Di mana hal ini menyebabkan kerugian nyata
Tiga pengaturan mengubah hal ini dari sekadar keingintahuan menjadi sebuah masalah, dan ketiganya memiliki satu fitur yang sama: seseorang membuat keputusan tentang seseorang berdasarkan gambar yang tidak mereka ambil.
Klaim asuransi adalah contoh yang paling jelas. Seorang pemohon klaim memotret kerusakan dengan ponsel, gambarnya kecil, dan seseorang memperbesarnya untuk melihat detailnya. Versi yang diperbesar mendapat skor tinggi, dan klaim asli memperoleh catatan tentang kemungkinan manipulasi yang sekarang tidak dapat dihapus oleh siapa pun.
Jurnalisme memiliki bentuk yang sama. Foto dari suatu sumber ditingkatkan untuk dicetak, versi yang telah ditingkatkan beredar, dan pemeriksaan kemudian pada salinan yang beredar menandainya. Foto aslinya baik-baik saja dan bukan lagi versi yang dimiliki siapa pun.
Konteks hukum dan disiplin adalah yang paling serius, karena salinan yang ditingkatkan sering kali menjadi salinan yang dimasukkan ke dalam catatan. Jika suatu gambar akan diandalkan, berkas yang harus disertakan adalah berkas sebelum peningkatan apa pun, dan peningkatan tersebut harus didokumentasikan secara terpisah.
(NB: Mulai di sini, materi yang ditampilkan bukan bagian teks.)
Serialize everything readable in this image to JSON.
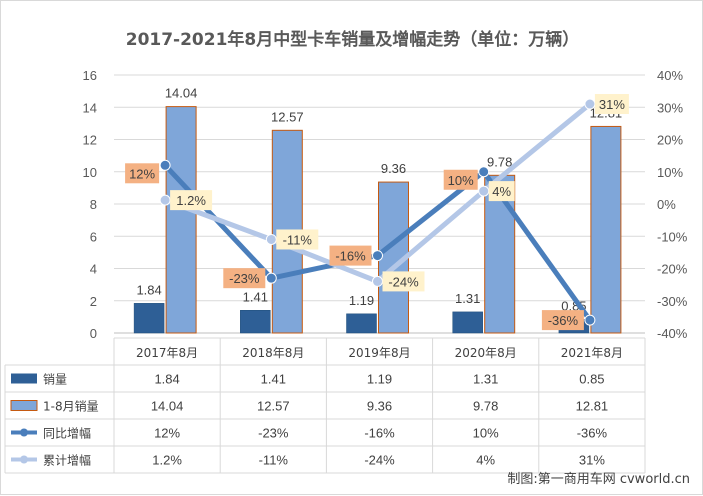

Catatan bagi siapa pun yang membangun alur kerja
Jika gambar melewati organisasi Anda dan dinilai, peningkatan termurah yang tersedia adalah kolom pencatatan yang mencatat apakah suatu berkas telah ditingkatkan. Hal ini memerlukan satu kotak centang saat masuk dan menghilangkan seluruh kategori sengketa yang tidak dapat diselesaikan di kemudian hari.
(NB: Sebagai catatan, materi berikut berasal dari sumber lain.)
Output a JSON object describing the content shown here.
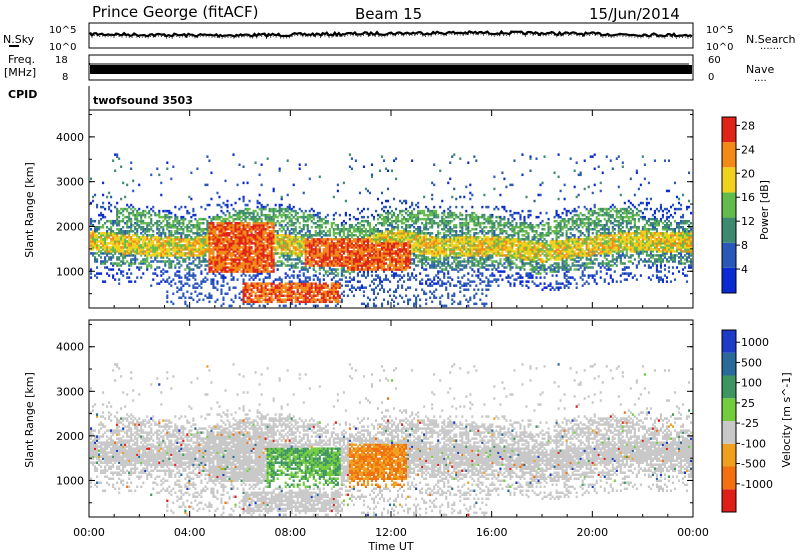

Peningkatan termurah kedua adalah aturan bahwa peningkatan terjadi pada salinan. Simpan berkas seperti yang diterima, tingkatkan duplikat untuk dilihat, dan pastikan berkas yang menyertai catatan adalah berkas asli, bukan berkas yang dipercantik.
Ada pelajaran yang lebih luas di sini tentang apa yang diukur oleh skor. Model melaporkan seberapa banyak tekstur di depannya yang diproduksi oleh perangkat lunak, yang merupakan properti nyata dan tidak sama dengan properti yang diinginkan orang, yaitu apakah gambar tersebut merekam sesuatu yang benar-benar terjadi.
Sebagian besar hasil yang membingungkan di bidang ini berasal dari kesenjangan tersebut. Upscaling adalah contoh paling jelas karena kedua properti tersebut menunjuk ke arah yang berlawanan: tekstur yang sangat sintetis, subjek yang sepenuhnya asli.